Peringatan Surah Ar-Rum kepada Manusia

Oleh: Habib Aboe Bakar Alhabsyi, Anggota DPR RI / F-PKS / Kalsel I

Ketika Kerusakan di Darat dan Laut Terjadi Karena Perbuatan Tangan Manusia, Akankah Kita Kembali kepada Allah?

Bacaan Lainnya

Saudaraku yang dirahmati Allah…

Al-Qur’an bukan sekadar kitab yang dibaca. Al-Qur’an adalah petunjuk kehidupan.

Ia berbicara tentang manusia, keluarga, masyarakat, ekonomi, kekuasaan, alam, sejarah, moral, kematian, kebangkitan, dan kehidupan akhirat.

Salah satu surat yang memiliki pesan sangat kuat tentang perjalanan manusia adalah Surat Ar-Rum.

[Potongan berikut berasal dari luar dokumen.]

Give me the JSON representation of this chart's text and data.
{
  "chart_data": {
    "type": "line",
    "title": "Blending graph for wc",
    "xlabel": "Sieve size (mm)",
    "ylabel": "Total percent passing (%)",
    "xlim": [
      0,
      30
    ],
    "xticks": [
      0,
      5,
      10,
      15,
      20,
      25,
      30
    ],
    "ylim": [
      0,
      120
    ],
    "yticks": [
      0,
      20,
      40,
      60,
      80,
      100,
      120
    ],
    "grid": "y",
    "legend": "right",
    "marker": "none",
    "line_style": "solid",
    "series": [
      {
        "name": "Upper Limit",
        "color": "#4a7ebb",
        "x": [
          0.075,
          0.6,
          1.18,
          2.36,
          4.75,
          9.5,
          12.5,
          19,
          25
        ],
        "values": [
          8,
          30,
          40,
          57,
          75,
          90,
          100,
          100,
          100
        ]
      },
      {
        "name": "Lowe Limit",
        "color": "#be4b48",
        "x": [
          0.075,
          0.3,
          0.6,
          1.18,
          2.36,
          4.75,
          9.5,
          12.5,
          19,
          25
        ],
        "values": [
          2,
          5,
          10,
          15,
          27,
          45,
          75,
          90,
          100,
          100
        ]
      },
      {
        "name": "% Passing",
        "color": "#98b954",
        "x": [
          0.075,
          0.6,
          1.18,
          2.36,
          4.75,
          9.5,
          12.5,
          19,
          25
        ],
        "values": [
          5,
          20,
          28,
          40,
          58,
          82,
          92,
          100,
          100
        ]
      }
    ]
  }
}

Surat ke-30 dalam Al-Qur’an ini terdiri dari 60 ayat dan secara umum dikategorikan sebagai surat Makkiyah.

Di dalamnya terdapat pelajaran yang sangat luas. Surat ini berbicara tentang kekuasaan Allah.

Tentang perubahan sejarah. Tentang kemenangan dan kekalahan. Tentang keterbatasan pengetahuan manusia.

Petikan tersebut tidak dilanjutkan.